Disclosure of Invention

The invention aims to provide a circularly polarized FP resonant cavity antenna capable of realizing beam deflection.

In order to achieve the purpose, the invention adopts the following technical solutions:

a circularly polarized FP cavity antenna, comprising; the line-circular polarization conversion ultrastructure surface comprises a plurality of ultrastructure surface units, each ultrastructure surface unit comprises an upper medium plate and a lower medium plate which are stacked up and down, a metal floor is arranged between each upper medium plate and each lower medium plate, a radiation patch for radiating circular polarization electromagnetic waves is arranged on the upper surface of each upper medium plate, each radiation patch is a square with two opposite corners cut off, a first metalized through hole is formed in each radiation patch, the center of each first metalized through hole is coincided with the center of each ultrastructure surface unit and is not coincided with the center of each radiation patch, a receiving patch which is used for receiving the linear polarization electromagnetic waves and is correspondingly arranged on the lower surface of each lower medium plate, a second metalized through hole is arranged on each receiving patch, and the center of each second metalized through hole is coincided with the center of the ultrastructure surface unit and is not coincided with the center of the receiving patch The metal floor is provided with a through hole, and the centers of the first metalized via hole, the second metalized via hole and the through hole are overlapped; the rotation angle of the radiation patch is 0-360 degrees; the floor is arranged below the linear and circular polarization conversion superstructure surface at intervals, and the linear and circular polarization conversion superstructure surface and the floor form a resonant cavity; a linear polarization feed located between the linear circular polarization converting superstructure surface and the floor.
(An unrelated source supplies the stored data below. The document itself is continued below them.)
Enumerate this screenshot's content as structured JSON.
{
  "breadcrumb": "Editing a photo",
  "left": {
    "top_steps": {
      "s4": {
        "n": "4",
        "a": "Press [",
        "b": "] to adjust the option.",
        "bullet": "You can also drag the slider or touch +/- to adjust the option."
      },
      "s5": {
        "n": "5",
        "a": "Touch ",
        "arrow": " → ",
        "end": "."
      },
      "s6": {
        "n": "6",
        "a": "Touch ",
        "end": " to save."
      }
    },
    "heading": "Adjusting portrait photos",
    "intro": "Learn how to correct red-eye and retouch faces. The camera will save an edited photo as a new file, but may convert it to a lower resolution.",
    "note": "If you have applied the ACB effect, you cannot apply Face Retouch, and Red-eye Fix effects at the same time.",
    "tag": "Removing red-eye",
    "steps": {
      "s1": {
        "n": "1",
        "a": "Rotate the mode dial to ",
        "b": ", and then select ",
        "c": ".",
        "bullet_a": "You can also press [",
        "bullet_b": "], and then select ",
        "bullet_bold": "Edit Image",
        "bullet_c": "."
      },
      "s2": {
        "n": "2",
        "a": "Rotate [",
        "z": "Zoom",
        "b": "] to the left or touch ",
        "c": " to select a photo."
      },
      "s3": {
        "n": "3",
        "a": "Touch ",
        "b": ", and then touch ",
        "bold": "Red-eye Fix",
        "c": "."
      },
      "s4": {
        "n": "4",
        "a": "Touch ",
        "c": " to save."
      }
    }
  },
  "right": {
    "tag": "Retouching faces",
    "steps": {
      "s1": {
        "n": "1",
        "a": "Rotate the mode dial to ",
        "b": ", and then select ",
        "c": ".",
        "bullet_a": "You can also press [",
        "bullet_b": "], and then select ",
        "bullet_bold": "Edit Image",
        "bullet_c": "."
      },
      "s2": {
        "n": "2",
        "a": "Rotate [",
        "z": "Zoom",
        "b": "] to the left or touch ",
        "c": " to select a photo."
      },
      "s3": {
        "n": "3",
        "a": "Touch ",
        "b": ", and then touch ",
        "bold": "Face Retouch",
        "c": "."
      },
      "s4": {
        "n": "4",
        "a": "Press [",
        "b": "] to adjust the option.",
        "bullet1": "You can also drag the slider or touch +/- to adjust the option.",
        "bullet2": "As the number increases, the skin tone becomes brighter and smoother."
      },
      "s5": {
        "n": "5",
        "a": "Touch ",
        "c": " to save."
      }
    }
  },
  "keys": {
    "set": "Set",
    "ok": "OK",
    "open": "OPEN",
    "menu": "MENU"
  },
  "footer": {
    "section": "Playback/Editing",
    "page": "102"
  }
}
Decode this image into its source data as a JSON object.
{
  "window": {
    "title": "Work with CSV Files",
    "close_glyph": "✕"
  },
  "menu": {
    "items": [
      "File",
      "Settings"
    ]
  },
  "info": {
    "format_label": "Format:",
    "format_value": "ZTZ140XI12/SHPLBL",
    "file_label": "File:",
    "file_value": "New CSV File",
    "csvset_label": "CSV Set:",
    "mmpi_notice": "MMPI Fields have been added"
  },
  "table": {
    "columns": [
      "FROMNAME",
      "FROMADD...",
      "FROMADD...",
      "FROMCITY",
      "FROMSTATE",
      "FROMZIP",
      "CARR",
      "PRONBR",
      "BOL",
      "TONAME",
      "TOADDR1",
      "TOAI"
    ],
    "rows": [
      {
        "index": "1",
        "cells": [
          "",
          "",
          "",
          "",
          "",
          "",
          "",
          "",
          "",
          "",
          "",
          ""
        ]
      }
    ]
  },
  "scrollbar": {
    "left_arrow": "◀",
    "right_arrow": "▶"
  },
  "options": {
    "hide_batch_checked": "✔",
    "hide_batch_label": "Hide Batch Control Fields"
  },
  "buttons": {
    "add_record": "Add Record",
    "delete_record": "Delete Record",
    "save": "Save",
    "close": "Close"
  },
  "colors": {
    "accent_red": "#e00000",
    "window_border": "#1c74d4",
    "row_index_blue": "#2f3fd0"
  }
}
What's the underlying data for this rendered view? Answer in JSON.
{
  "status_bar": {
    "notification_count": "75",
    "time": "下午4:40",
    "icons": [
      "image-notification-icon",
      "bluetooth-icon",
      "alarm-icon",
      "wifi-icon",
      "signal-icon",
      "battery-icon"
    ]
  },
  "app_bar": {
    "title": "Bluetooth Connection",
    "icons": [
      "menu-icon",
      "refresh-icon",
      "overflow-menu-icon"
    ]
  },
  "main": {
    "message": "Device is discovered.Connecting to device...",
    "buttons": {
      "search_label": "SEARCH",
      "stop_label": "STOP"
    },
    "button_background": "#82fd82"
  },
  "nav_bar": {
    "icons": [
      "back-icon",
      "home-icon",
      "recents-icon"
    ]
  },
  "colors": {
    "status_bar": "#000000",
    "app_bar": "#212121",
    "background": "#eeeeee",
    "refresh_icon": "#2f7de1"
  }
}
As an optional implementation manner of the circular polarized FP resonator antenna of the present invention, the radiation patch is an axisymmetric pattern, and the symmetry axis is a diagonal line of a square where the radiation patch is located.
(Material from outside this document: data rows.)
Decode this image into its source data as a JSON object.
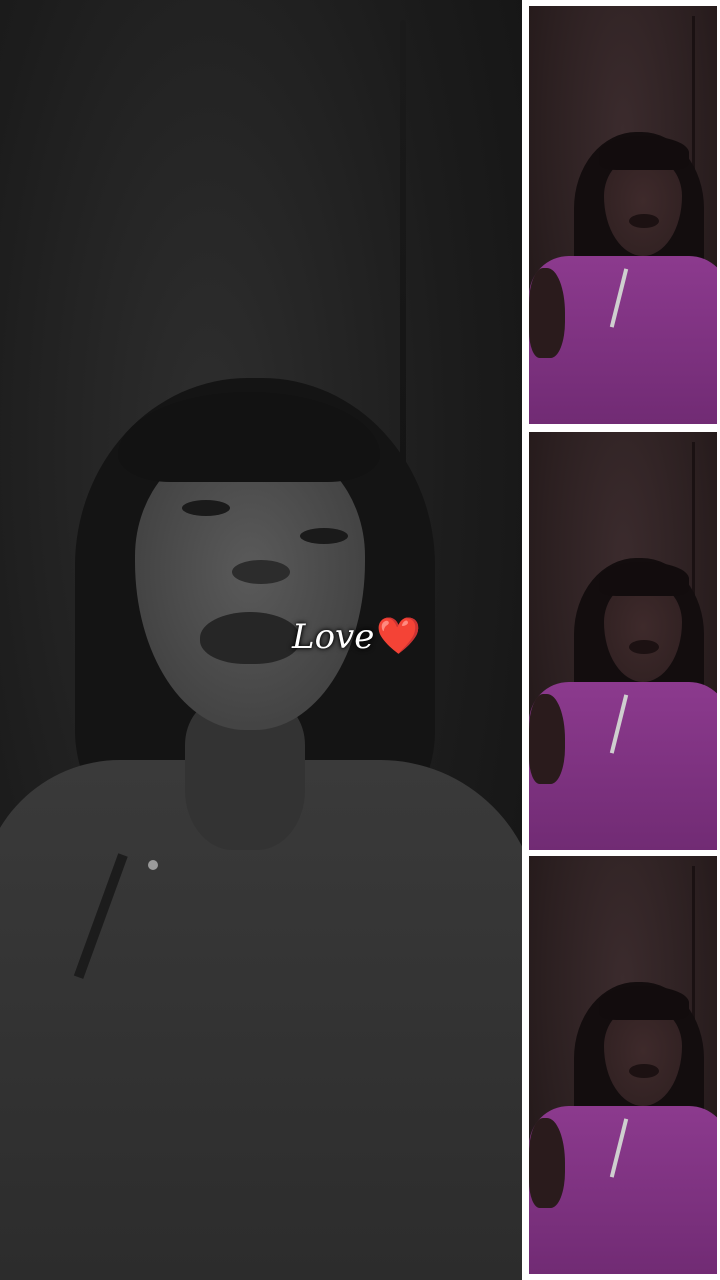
{
  "caption": {
    "text": "Love",
    "emoji": "❤️"
  },
  "thumbnails": [
    {
      "name": "portrait-thumbnail-1"
    },
    {
      "name": "portrait-thumbnail-2"
    },
    {
      "name": "portrait-thumbnail-3"
    }
  ],
  "colors": {
    "heart": "#d9182b",
    "shirt": "#8c3a8e",
    "frame": "#ffffff"
  }
}
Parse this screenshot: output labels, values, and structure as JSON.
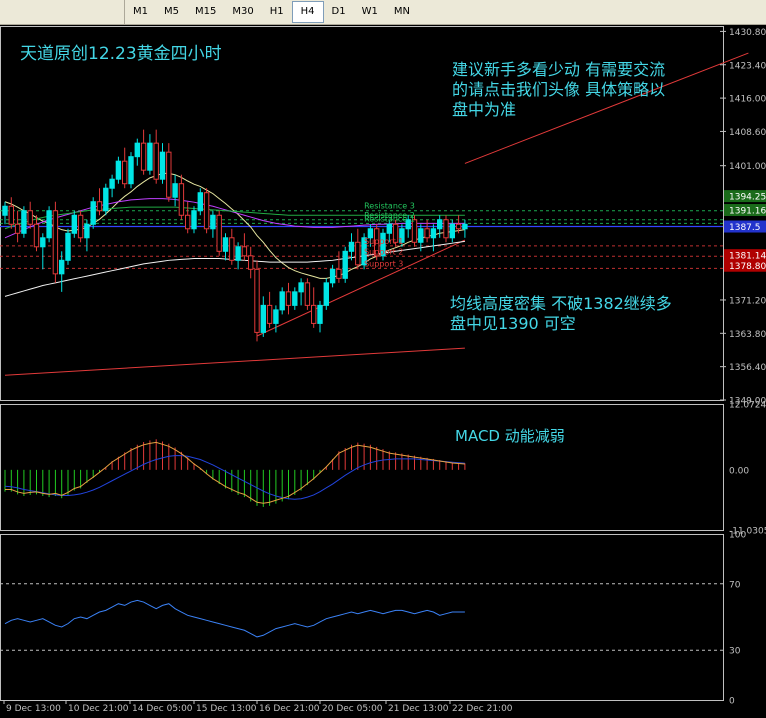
{
  "toolbar": {
    "timeframes": [
      "M1",
      "M5",
      "M15",
      "M30",
      "H1",
      "H4",
      "D1",
      "W1",
      "MN"
    ],
    "active": "H4"
  },
  "annotations": {
    "title": "天道原创12.23黄金四小时",
    "advice": [
      "建议新手多看少动  有需要交流",
      "的请点击我们头像 具体策略以",
      "盘中为准"
    ],
    "ma_comment": [
      "均线高度密集   不破1382继续多",
      "盘中见1390 可空"
    ],
    "macd_comment": "MACD 动能减弱"
  },
  "colors": {
    "bull": "#00e5e5",
    "bear": "#e23a3a",
    "annotation": "#44d7e6",
    "resistance": "#22c55e",
    "support": "#e23a3a",
    "current": "#3344ff",
    "rsi_line": "#3b82f6"
  },
  "chart_data": [
    {
      "type": "candlestick",
      "title": "",
      "y_ticks": [
        "1430.80",
        "1423.40",
        "1416.00",
        "1408.60",
        "1401.00",
        "1394.25",
        "1391.16",
        "1387.5",
        "1381.14",
        "1378.80",
        "1371.20",
        "1363.80",
        "1356.40",
        "1349.00"
      ],
      "ylim": [
        1349.0,
        1432.0
      ],
      "highlight_prices": [
        {
          "label": "1394.25",
          "value": 1394.25,
          "color": "#1a6b1a"
        },
        {
          "label": "1391.16",
          "value": 1391.16,
          "color": "#1a6b1a"
        },
        {
          "label": "1387.5",
          "value": 1387.5,
          "color": "#2233cc"
        },
        {
          "label": "1381.14",
          "value": 1381.14,
          "color": "#b00000"
        },
        {
          "label": "1378.80",
          "value": 1378.8,
          "color": "#b00000"
        }
      ],
      "levels": [
        {
          "name": "Resistance 3",
          "value": 1391.0,
          "color": "#22c55e"
        },
        {
          "name": "Resistance 2",
          "value": 1389.0,
          "color": "#22c55e"
        },
        {
          "name": "Resistance 1",
          "value": 1388.2,
          "color": "#22c55e"
        },
        {
          "name": "Support 1",
          "value": 1383.2,
          "color": "#e23a3a"
        },
        {
          "name": "Support 2",
          "value": 1380.9,
          "color": "#e23a3a"
        },
        {
          "name": "Support 3",
          "value": 1378.2,
          "color": "#e23a3a"
        }
      ],
      "current_price": 1387.5,
      "x_labels": [
        "9 Dec 13:00",
        "10 Dec 21:00",
        "14 Dec 05:00",
        "15 Dec 13:00",
        "16 Dec 21:00",
        "20 Dec 05:00",
        "21 Dec 13:00",
        "22 Dec 21:00"
      ],
      "candles": [
        [
          1390,
          1393,
          1388,
          1392
        ],
        [
          1392,
          1394,
          1387,
          1388
        ],
        [
          1388,
          1391,
          1384,
          1386
        ],
        [
          1386,
          1392,
          1385,
          1391
        ],
        [
          1391,
          1393,
          1387,
          1388
        ],
        [
          1388,
          1390,
          1382,
          1383
        ],
        [
          1383,
          1386,
          1378,
          1385
        ],
        [
          1385,
          1392,
          1384,
          1391
        ],
        [
          1391,
          1393,
          1375,
          1377
        ],
        [
          1377,
          1382,
          1373,
          1380
        ],
        [
          1380,
          1387,
          1379,
          1386
        ],
        [
          1386,
          1391,
          1385,
          1390
        ],
        [
          1390,
          1391,
          1384,
          1385
        ],
        [
          1385,
          1389,
          1382,
          1388
        ],
        [
          1388,
          1394,
          1387,
          1393
        ],
        [
          1393,
          1396,
          1390,
          1391
        ],
        [
          1391,
          1397,
          1390,
          1396
        ],
        [
          1396,
          1399,
          1394,
          1398
        ],
        [
          1398,
          1403,
          1397,
          1402
        ],
        [
          1402,
          1405,
          1396,
          1397
        ],
        [
          1397,
          1404,
          1396,
          1403
        ],
        [
          1403,
          1407,
          1401,
          1406
        ],
        [
          1406,
          1409,
          1399,
          1400
        ],
        [
          1400,
          1408,
          1399,
          1406
        ],
        [
          1406,
          1409,
          1397,
          1398
        ],
        [
          1398,
          1406,
          1397,
          1404
        ],
        [
          1404,
          1406,
          1393,
          1394
        ],
        [
          1394,
          1399,
          1392,
          1397
        ],
        [
          1397,
          1399,
          1389,
          1390
        ],
        [
          1390,
          1393,
          1386,
          1387
        ],
        [
          1387,
          1392,
          1386,
          1391
        ],
        [
          1391,
          1396,
          1390,
          1395
        ],
        [
          1395,
          1396,
          1386,
          1387
        ],
        [
          1387,
          1391,
          1385,
          1390
        ],
        [
          1390,
          1391,
          1381,
          1382
        ],
        [
          1382,
          1386,
          1380,
          1385
        ],
        [
          1385,
          1387,
          1379,
          1380
        ],
        [
          1380,
          1384,
          1378,
          1383
        ],
        [
          1383,
          1386,
          1380,
          1381
        ],
        [
          1381,
          1383,
          1376,
          1378
        ],
        [
          1378,
          1380,
          1362,
          1364
        ],
        [
          1364,
          1372,
          1363,
          1370
        ],
        [
          1370,
          1373,
          1365,
          1366
        ],
        [
          1366,
          1370,
          1364,
          1369
        ],
        [
          1369,
          1374,
          1368,
          1373
        ],
        [
          1373,
          1375,
          1368,
          1370
        ],
        [
          1370,
          1374,
          1369,
          1373
        ],
        [
          1373,
          1376,
          1370,
          1375
        ],
        [
          1375,
          1376,
          1369,
          1370
        ],
        [
          1370,
          1374,
          1365,
          1366
        ],
        [
          1366,
          1371,
          1364,
          1370
        ],
        [
          1370,
          1376,
          1369,
          1375
        ],
        [
          1375,
          1379,
          1374,
          1378
        ],
        [
          1378,
          1382,
          1375,
          1376
        ],
        [
          1376,
          1383,
          1375,
          1382
        ],
        [
          1382,
          1386,
          1380,
          1384
        ],
        [
          1384,
          1387,
          1378,
          1379
        ],
        [
          1379,
          1386,
          1378,
          1385
        ],
        [
          1385,
          1388,
          1383,
          1387
        ],
        [
          1387,
          1388,
          1380,
          1381
        ],
        [
          1381,
          1387,
          1380,
          1386
        ],
        [
          1386,
          1389,
          1384,
          1388
        ],
        [
          1388,
          1389,
          1383,
          1384
        ],
        [
          1384,
          1388,
          1383,
          1387
        ],
        [
          1387,
          1390,
          1385,
          1389
        ],
        [
          1389,
          1390,
          1383,
          1384
        ],
        [
          1384,
          1388,
          1382,
          1387
        ],
        [
          1387,
          1389,
          1384,
          1385
        ],
        [
          1385,
          1388,
          1382,
          1387
        ],
        [
          1387,
          1390,
          1385,
          1389
        ],
        [
          1389,
          1390,
          1384,
          1385
        ],
        [
          1385,
          1389,
          1384,
          1388
        ],
        [
          1388,
          1390,
          1386,
          1387
        ],
        [
          1387,
          1389,
          1385,
          1388
        ]
      ],
      "moving_averages": [
        {
          "color": "#e6e6a0",
          "values": [
            1393,
            1392.5,
            1391.8,
            1391,
            1390.3,
            1389.5,
            1388.7,
            1388.2,
            1387.4,
            1386.8,
            1386.5,
            1386.7,
            1386.9,
            1387.3,
            1388.2,
            1389.1,
            1390.3,
            1391.6,
            1393,
            1394.2,
            1395.2,
            1396.4,
            1397.4,
            1398.3,
            1398.8,
            1399.3,
            1399.3,
            1399,
            1398.4,
            1397.6,
            1396.9,
            1396.4,
            1395.6,
            1394.8,
            1393.7,
            1392.6,
            1391.4,
            1390.2,
            1388.8,
            1387.4,
            1385.5,
            1384,
            1382.2,
            1380.6,
            1379.4,
            1378.4,
            1377.7,
            1377.2,
            1376.8,
            1376.4,
            1376,
            1376,
            1376.3,
            1376.6,
            1377.2,
            1378,
            1378.6,
            1379.4,
            1380.3,
            1380.9,
            1381.6,
            1382.3,
            1382.8,
            1383.3,
            1384,
            1384.5,
            1384.9,
            1385.3,
            1385.6,
            1386,
            1386.2,
            1386.4,
            1386.6,
            1386.8
          ]
        },
        {
          "color": "#c040ff",
          "values": [
            1385,
            1385.6,
            1386.2,
            1386.8,
            1387.4,
            1388,
            1388.5,
            1389,
            1389.4,
            1389.8,
            1390.2,
            1390.6,
            1391,
            1391.4,
            1391.8,
            1392.1,
            1392.4,
            1392.7,
            1393,
            1393.2,
            1393.4,
            1393.5,
            1393.6,
            1393.7,
            1393.7,
            1393.7,
            1393.6,
            1393.5,
            1393.3,
            1393.1,
            1392.9,
            1392.6,
            1392.3,
            1392,
            1391.6,
            1391.2,
            1390.8,
            1390.4,
            1390,
            1389.6,
            1389.2,
            1388.8,
            1388.5,
            1388.2,
            1388,
            1387.8,
            1387.6,
            1387.5,
            1387.4,
            1387.3,
            1387.3,
            1387.3,
            1387.3,
            1387.4,
            1387.5,
            1387.6,
            1387.7,
            1387.8,
            1387.9,
            1388,
            1388,
            1388.1,
            1388.1,
            1388.2,
            1388.2,
            1388.2,
            1388.2,
            1388.2,
            1388.2,
            1388.2,
            1388.2,
            1388.2,
            1388.2,
            1388.2
          ]
        },
        {
          "color": "#f2f2f2",
          "values": [
            1372,
            1372.4,
            1372.8,
            1373.2,
            1373.6,
            1374,
            1374.4,
            1374.7,
            1375,
            1375.3,
            1375.6,
            1375.9,
            1376.2,
            1376.5,
            1376.8,
            1377.1,
            1377.4,
            1377.7,
            1378,
            1378.3,
            1378.6,
            1378.9,
            1379.2,
            1379.4,
            1379.6,
            1379.8,
            1380,
            1380.1,
            1380.2,
            1380.3,
            1380.4,
            1380.4,
            1380.4,
            1380.4,
            1380.4,
            1380.3,
            1380.2,
            1380.1,
            1380,
            1379.9,
            1379.8,
            1379.7,
            1379.6,
            1379.6,
            1379.6,
            1379.6,
            1379.6,
            1379.6,
            1379.6,
            1379.7,
            1379.8,
            1379.9,
            1380,
            1380.2,
            1380.4,
            1380.6,
            1380.8,
            1381,
            1381.2,
            1381.4,
            1381.6,
            1381.8,
            1382,
            1382.2,
            1382.4,
            1382.6,
            1382.8,
            1383,
            1383.2,
            1383.4,
            1383.6,
            1383.8,
            1384,
            1384.2
          ]
        },
        {
          "color": "#22aa44",
          "values": [
            1387,
            1387.5,
            1388,
            1388.4,
            1388.8,
            1389.2,
            1389.5,
            1389.8,
            1390,
            1390.2,
            1390.4,
            1390.6,
            1390.8,
            1391,
            1391.2,
            1391.3,
            1391.4,
            1391.5,
            1391.6,
            1391.7,
            1391.8,
            1391.8,
            1391.8,
            1391.8,
            1391.8,
            1391.8,
            1391.8,
            1391.8,
            1391.7,
            1391.6,
            1391.5,
            1391.4,
            1391.3,
            1391.2,
            1391.1,
            1391,
            1390.9,
            1390.8,
            1390.7,
            1390.6,
            1390.5,
            1390.4,
            1390.3,
            1390.2,
            1390.1,
            1390,
            1390,
            1390,
            1390,
            1390,
            1390,
            1390,
            1390,
            1390,
            1390,
            1390,
            1390,
            1390,
            1390,
            1390,
            1390,
            1390,
            1390,
            1390,
            1390,
            1390,
            1390,
            1390,
            1390,
            1390,
            1390,
            1390,
            1390,
            1390
          ]
        }
      ],
      "trend_lines": [
        {
          "from": [
            40,
            1363.2
          ],
          "to": [
            73,
            1384.5
          ],
          "color": "#e23a3a"
        },
        {
          "from": [
            0,
            1354.5
          ],
          "to": [
            73,
            1360.5
          ],
          "color": "#e23a3a"
        },
        {
          "from": [
            73,
            1401.5
          ],
          "to": [
            118,
            1426.0
          ],
          "color": "#e23a3a"
        }
      ]
    },
    {
      "type": "bar",
      "title": "",
      "y_ticks": [
        "12.0724",
        "0.00",
        "-11.0305"
      ],
      "ylim": [
        -11.0305,
        12.0724
      ],
      "histogram": [
        -4,
        -4,
        -4.5,
        -4.8,
        -4.6,
        -4.5,
        -4.8,
        -5,
        -4.8,
        -5.2,
        -4.6,
        -3.8,
        -3.4,
        -2.4,
        -1.5,
        -0.5,
        0.5,
        1.6,
        2.4,
        3.2,
        4,
        4.6,
        5.1,
        5.4,
        5.6,
        5.2,
        4.8,
        4.1,
        3.3,
        2.3,
        1.2,
        0.3,
        -0.8,
        -1.8,
        -2.6,
        -3.4,
        -4,
        -4.6,
        -5,
        -5.8,
        -6.6,
        -6.8,
        -6.6,
        -6.2,
        -5.8,
        -5.4,
        -4.6,
        -3.8,
        -2.8,
        -1.8,
        -0.6,
        0.6,
        2,
        3.4,
        4,
        4.6,
        5,
        4.8,
        4.6,
        4.2,
        3.8,
        3.4,
        3.2,
        3,
        2.8,
        2.6,
        2.4,
        2.2,
        2,
        1.8,
        1.6,
        1.4,
        1.3,
        1.2
      ],
      "signal": [
        -3,
        -3.1,
        -3.3,
        -3.6,
        -3.8,
        -4,
        -4.2,
        -4.4,
        -4.6,
        -4.7,
        -4.7,
        -4.6,
        -4.4,
        -4.1,
        -3.7,
        -3.2,
        -2.6,
        -2,
        -1.4,
        -0.8,
        -0.2,
        0.4,
        1,
        1.5,
        1.9,
        2.2,
        2.5,
        2.6,
        2.6,
        2.5,
        2.2,
        1.9,
        1.4,
        0.9,
        0.3,
        -0.3,
        -0.9,
        -1.5,
        -2.1,
        -2.7,
        -3.3,
        -3.9,
        -4.4,
        -4.8,
        -5.1,
        -5.3,
        -5.4,
        -5.3,
        -5,
        -4.6,
        -4,
        -3.3,
        -2.6,
        -1.8,
        -1,
        -0.3,
        0.4,
        0.9,
        1.3,
        1.6,
        1.8,
        1.9,
        2,
        2,
        2,
        2,
        1.9,
        1.8,
        1.7,
        1.6,
        1.5,
        1.4,
        1.3,
        1.2
      ]
    },
    {
      "type": "line",
      "title": "",
      "y_ticks": [
        "100",
        "70",
        "30",
        "0"
      ],
      "ylim": [
        0,
        100
      ],
      "levels": [
        70,
        30
      ],
      "values": [
        46,
        48,
        49,
        48,
        47,
        48,
        49,
        47,
        45,
        44,
        46,
        49,
        50,
        49,
        51,
        53,
        54,
        56,
        58,
        57,
        59,
        60,
        59,
        57,
        55,
        57,
        58,
        55,
        53,
        51,
        50,
        49,
        48,
        47,
        46,
        45,
        44,
        43,
        42,
        40,
        38,
        39,
        41,
        43,
        44,
        45,
        46,
        45,
        44,
        45,
        47,
        49,
        50,
        51,
        52,
        53,
        52,
        53,
        54,
        53,
        52,
        53,
        54,
        54,
        53,
        52,
        53,
        54,
        53,
        51,
        52,
        53,
        53,
        53
      ]
    }
  ]
}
As an alternative embodiment of the circularly polarized FP cavity antenna of the present invention, the ratio of the area of the diagonal of the cut-out of the radiating patch to the area of the radiating patch does not exceed 0.2.
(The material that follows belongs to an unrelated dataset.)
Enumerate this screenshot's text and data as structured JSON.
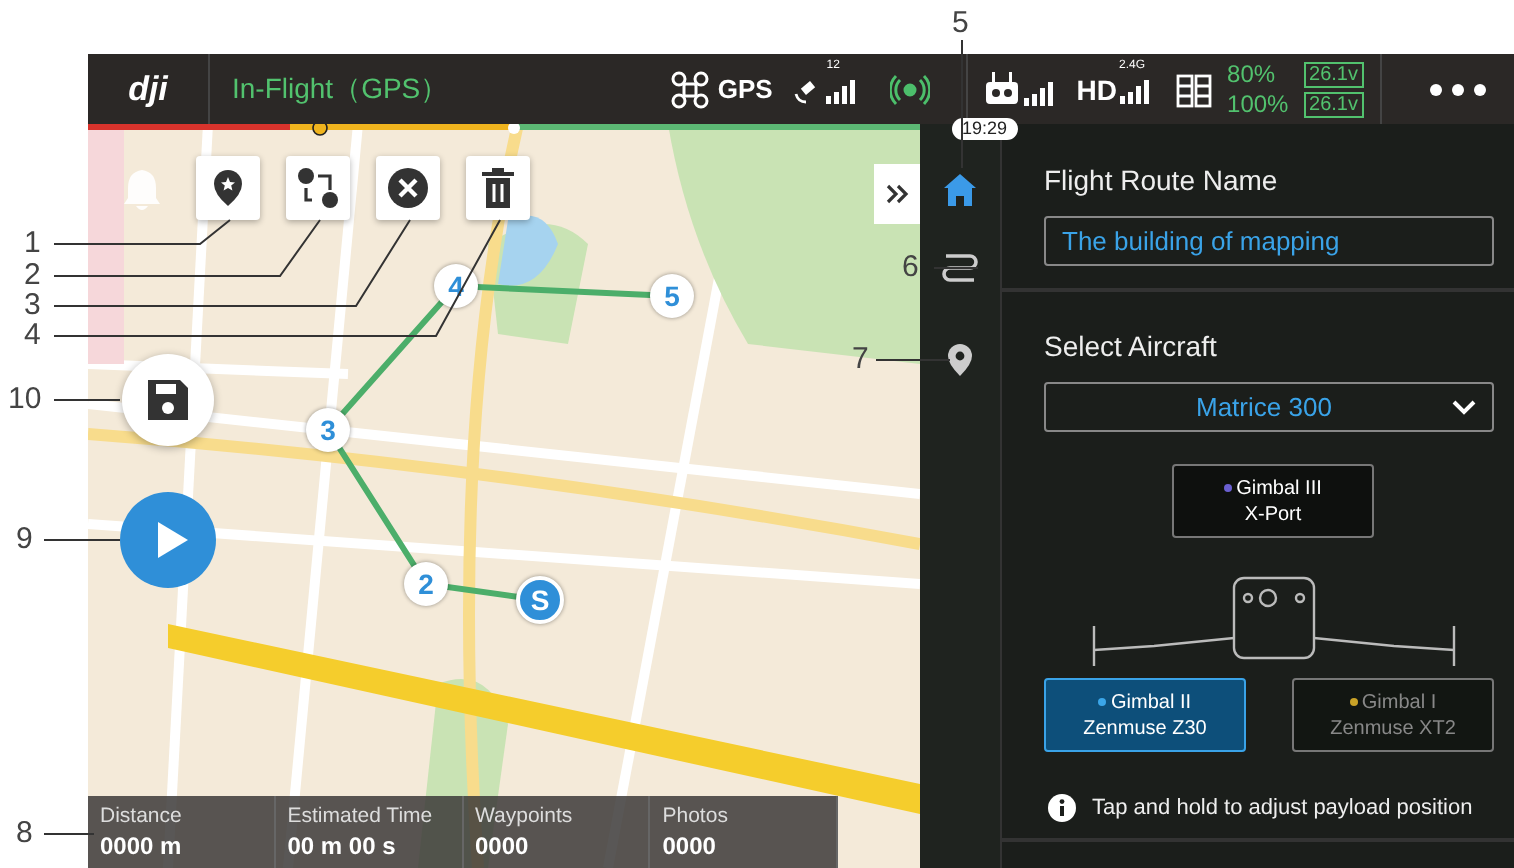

As an optional implementation manner of the circular polarized FP resonator antenna according to the present invention, a distance between a center of the first metalized via and a center of the radiation patch is 0.5mm to 0.9 mm.

As an optional implementation manner of the circular polarized FP resonator antenna according to the present invention, a distance between a center of the second metalized via and a center of the receiving patch is 1.1mm to 1.5 mm.

As an optional implementation manner of the circular polarized FP resonator antenna of the present invention, the linear polarized feed source is a slot-coupled patch antenna.

As an optional implementation mode of the circularly polarized FP resonant cavity antenna, the linearly polarized feed source comprises an upper layer feed source dielectric plate, a lower layer feed source dielectric plate, a feed source floor, a feed source radiation patch and a feed line, the feed source radiation patch is arranged on the upper surface of the upper feed source dielectric slab, the center of the feed source radiation patch is superposed with the center of the upper feed source dielectric slab, the feed line is arranged on the lower surface of the lower feed source dielectric plate, the feed source floor is arranged between the upper feed source dielectric plate and the lower feed source dielectric plate which are stacked up and down, the feed source floor is provided with a coupling gap, the coupling gap is parallel to the side edge of the feed source floor and passes through the center of the feed source floor, the feed line extends to the center of the lower feed source dielectric plate from the edge of one side of the lower feed source dielectric plate, and the feed line is perpendicular to the coupling gap.

As an optional implementation manner of the circular polarized FP cavity antenna of the present invention, the feed source floor is the floor.

As an optional implementation manner of the circular polarized FP resonator antenna of the present invention, the feed source radiation patch is a square metal patch.

As an optional implementation manner of the circular polarized FP cavity antenna according to the present invention, the receiving patch is a square metal patch.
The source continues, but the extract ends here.